A warm, sunny but occasionally breezy first Sunday in July, we had arranged to meet a friend for an arts festival event in Old Town followed by a meal at the country inn. We had intended to walk, but she had an errand in town and picked us up on her way back. She drove up via Pecket Well and along Billy Lane, finding a spot to park near the corner of Wainsgate Lane.
During the short stroll to the chapel, we admired the pretty cottage gardens, resplendent in the bright light.
A couple lounged on deck chairs at the entrance. One of them was a local artist jointly responsible for the event. She explained what to expect from the sound installation. ‘Gather’ entailed a music performance played on a loop. As we settled on pews, among a smattering of others, the sounds of wispy singing could be heard, followed by tweeting birds, choral music and a small narrative about the Baptist Minister, John Fawcett.
The pleasant noises created a contemplative atmosphere. However, I had some trouble settling on the hard benches. My concentration wandered to examine cracks in the crumbling plaster as the sunlight made odd reflections on the pulpit. I turned to speak to Phil and he pointed to the slip of paper requesting peace and quiet – I suppose he thought that was funny!

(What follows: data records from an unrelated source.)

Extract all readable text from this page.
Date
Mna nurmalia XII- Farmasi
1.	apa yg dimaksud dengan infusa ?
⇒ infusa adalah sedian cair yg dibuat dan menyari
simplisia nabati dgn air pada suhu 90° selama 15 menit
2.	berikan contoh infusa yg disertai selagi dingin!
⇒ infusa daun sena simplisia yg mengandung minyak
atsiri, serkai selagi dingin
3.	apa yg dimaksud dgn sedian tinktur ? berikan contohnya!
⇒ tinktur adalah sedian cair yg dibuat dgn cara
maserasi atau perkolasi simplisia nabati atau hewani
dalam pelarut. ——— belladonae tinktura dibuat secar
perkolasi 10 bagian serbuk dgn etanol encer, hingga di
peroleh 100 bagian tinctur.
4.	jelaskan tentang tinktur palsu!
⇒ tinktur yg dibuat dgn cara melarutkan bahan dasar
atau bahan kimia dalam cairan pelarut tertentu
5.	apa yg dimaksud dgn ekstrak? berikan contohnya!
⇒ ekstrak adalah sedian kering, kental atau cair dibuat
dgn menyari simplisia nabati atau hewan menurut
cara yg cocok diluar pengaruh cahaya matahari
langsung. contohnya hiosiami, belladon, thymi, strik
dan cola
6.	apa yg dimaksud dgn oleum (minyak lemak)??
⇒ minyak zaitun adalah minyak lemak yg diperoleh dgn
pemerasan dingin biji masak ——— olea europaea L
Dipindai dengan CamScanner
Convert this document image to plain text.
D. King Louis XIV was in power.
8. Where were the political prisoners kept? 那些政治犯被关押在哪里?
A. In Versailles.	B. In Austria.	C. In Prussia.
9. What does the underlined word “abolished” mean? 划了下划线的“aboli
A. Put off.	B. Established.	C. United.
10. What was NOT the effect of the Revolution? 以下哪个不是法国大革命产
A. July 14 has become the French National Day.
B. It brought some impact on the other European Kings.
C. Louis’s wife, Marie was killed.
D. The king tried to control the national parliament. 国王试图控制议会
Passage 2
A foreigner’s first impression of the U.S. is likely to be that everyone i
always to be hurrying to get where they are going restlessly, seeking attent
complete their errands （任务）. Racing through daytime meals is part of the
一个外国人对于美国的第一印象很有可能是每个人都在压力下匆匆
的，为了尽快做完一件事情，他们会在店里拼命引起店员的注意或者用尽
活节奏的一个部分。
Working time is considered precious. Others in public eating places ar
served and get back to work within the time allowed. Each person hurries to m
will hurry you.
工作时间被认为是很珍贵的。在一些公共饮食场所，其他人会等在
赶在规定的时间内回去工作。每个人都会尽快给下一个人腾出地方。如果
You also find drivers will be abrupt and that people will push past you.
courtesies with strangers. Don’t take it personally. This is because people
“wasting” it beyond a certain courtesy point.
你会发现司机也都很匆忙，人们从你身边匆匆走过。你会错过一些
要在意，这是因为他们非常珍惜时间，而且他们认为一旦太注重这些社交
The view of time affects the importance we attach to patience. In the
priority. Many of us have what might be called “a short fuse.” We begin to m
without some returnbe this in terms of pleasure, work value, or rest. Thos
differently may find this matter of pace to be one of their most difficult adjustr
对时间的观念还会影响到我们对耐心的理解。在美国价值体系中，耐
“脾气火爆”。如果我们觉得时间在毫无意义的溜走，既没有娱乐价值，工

At the end of the sound loop, I snuck out back to take photos of the kitchen. Finding a ‘no entry’ sign on the door, I asked the artist for permission. she obligingly led me round to the side door and left me to try and capture the interesting junk and fading wallpaper amidst shadowy light. Back out front, kind words had been left in the comments book.
We hung around outside a while, to chat to the artist and sip water. A selection of old photos showed the chapel choir through the ages. We reflected on the excellent quality of the old choir recordings and marvelled that it had been recorded at all.
We walked back to the road. Our friend drove her car down while we enjoyed a pleasant walk through the village. We re-united at the country inn. Armed with drinks and a menu we took seats out in the garden and chatted awhile to a mutual friend until he departed for home. Although a pleasant breeze tempered the heat, it was hard to find a shady spot. Eventually, we changed tables and settled down to peruse the food options. We caught up on each other’s news until pies and more beer arrived.
We said goodbye to our friend and took the back exit onto Lane Ends. At the next junction, we continued straight ahead. On Rowlands Lane, grey haze hovered over the valley bottom. Desiccated flowers and tall grasses swayed in the gentle wind. Crows flitted from rickety gates to yellow fields. Majestic foxgloves rose into a picture-perfect sky. At the end of the lane, we took steps down to the edge of Dodd Naze and crossed the road to reach the public footpath where we turned left.
A short stretch, fenced in on both sides, led to the virtually dry small stream. We stepped gingerly over stones covered in green slime into Common Bank Wood and followed the dusty path.
Tall trees provided welcome shade. We noted that some trees had been cut down and sported signs stating that the path would be closed later for an arts festival event and wondered what that could be.
From Osborne street, we took a steep flight of steps. The blinding sun made stark shadows on the way down to Commercial street. We had considered visiting more free events in town. The street theatre appeared to have ended as only a few people milled about. We wandered in vain for a couple of minutes looking for clues. Hot, tired and thirsty, we abandoned the mission and returned home.